Rip, Sorry, I had a typo in the sentence. "To determine the correct status of the process, we must look at the control chart of the individual observations, not the DISTRIBUTION of subgroup means." That is distribution shape does not imply common cause. Also, your statement about in-control R or S charts is correct.

## Typo fixed in text

## Steve and Rip, The Central

Steve and Rip,

The Central Limit Theorem tells us that the subgroup means will be approximately normally distributed, but just because this distribution is normal does not imply common cause variation of the system. The same is true for individual observations.

## Individual Charts

Thanks for the article. I do not agree with the statement: "To determine the correct status of the process, we must look at the control chart of the individual observations, not the subgroup means"

I don't see why it follows that just because the means from a STABLE process follow a normal distribution, why that would lead you to disqualify the use of an averages chart for assessing the process stability. Certainly means from an unstable process do not necessarily follow a bell. And if we are sampling correctly (to capture common cause variation only, the xbar chart should certainly detect the instability.

A fundamental issue with individual charts is that they do NOT detect small process changes quickly. Conversely. charts of averages can detect small process changes by determining the appropriate sample size. Many of my clients need to detect much smaller process changes than can be detected quickly/reliability with an "I chart", so Xbar charts are much more useful. Where sampling is costly, a CUSUM chart on the individuals may be used.

## Great point

I used to teach ASQ Black Belt exam prep classes using the Black Belt Primers from QCI. They contained an example that stated that one could determine stability by looking at a histogram. I don't know whether they have corrected that or not.
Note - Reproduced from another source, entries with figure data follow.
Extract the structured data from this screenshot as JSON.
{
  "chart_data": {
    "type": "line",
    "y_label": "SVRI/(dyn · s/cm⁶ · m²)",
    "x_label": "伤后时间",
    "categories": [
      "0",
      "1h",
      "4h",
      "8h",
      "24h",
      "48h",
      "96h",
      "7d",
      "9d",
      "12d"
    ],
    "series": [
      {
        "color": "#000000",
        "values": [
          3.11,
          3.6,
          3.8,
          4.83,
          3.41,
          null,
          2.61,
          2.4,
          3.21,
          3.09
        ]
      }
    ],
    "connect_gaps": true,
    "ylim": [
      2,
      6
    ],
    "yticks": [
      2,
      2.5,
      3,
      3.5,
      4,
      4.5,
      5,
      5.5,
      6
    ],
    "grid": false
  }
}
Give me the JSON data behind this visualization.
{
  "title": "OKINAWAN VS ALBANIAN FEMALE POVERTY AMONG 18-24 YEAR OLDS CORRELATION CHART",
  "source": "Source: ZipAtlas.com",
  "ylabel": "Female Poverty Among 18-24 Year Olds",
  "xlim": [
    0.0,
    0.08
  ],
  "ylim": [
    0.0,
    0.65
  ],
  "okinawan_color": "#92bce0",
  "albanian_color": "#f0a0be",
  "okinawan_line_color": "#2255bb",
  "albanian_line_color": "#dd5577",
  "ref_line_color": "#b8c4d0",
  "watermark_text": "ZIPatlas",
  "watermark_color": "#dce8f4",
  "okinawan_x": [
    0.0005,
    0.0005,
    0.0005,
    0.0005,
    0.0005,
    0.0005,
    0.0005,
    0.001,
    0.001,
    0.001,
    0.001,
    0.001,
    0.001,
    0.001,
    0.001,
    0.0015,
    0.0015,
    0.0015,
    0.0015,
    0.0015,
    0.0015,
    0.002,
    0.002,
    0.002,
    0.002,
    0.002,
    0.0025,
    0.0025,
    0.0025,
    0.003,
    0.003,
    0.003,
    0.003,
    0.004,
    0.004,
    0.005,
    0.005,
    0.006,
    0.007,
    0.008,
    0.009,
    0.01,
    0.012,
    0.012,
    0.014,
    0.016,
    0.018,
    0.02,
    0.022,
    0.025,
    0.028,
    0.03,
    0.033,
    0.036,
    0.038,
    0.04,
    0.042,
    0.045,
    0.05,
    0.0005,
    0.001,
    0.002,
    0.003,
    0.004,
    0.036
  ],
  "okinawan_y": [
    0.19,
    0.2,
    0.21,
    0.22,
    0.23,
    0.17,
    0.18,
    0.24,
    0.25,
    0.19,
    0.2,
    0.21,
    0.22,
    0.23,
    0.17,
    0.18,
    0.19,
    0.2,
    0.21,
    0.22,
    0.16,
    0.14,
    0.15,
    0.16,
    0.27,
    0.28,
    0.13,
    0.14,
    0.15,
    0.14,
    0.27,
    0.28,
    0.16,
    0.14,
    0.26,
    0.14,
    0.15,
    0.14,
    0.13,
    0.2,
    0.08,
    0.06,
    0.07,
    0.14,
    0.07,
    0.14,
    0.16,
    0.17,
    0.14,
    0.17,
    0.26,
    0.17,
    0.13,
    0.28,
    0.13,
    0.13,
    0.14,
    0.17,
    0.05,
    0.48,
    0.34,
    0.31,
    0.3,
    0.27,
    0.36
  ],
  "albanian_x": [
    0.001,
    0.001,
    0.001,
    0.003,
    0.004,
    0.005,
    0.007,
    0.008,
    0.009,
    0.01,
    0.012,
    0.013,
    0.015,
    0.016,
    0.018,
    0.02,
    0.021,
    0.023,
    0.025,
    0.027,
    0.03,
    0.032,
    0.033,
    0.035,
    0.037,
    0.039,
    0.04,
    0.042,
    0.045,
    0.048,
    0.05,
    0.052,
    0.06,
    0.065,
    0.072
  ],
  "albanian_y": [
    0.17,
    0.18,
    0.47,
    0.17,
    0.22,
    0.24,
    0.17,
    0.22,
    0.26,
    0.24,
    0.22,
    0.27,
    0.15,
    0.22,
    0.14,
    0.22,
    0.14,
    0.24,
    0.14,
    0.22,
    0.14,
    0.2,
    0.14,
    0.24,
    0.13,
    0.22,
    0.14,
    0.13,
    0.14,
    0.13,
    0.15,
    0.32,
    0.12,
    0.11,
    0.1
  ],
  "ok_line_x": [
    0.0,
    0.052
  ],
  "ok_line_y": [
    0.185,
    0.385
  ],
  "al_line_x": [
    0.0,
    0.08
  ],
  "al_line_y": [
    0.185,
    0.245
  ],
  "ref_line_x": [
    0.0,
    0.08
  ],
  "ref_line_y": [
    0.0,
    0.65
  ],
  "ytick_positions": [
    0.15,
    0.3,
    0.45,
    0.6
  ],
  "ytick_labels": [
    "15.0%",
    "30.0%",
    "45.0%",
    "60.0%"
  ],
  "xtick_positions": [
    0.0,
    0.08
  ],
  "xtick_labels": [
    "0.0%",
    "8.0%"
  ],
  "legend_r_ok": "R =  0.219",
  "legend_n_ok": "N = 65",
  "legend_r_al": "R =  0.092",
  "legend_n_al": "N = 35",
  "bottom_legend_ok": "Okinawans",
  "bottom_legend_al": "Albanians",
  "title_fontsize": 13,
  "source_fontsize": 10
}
I think I agree with Steve, but I'd have to know what you meant by "status" of the process. I don't know of any practical utility in running an XmR chart on data for an XBarR chart, unless you have a rule seven violation. If you've subgrouped well, and the XbarR chart shows a stable process, then you have a stable process. If you want to know the shape of the underlying data, then a discrete plot or a histogram will tell you that (but it still won't say anything about stability).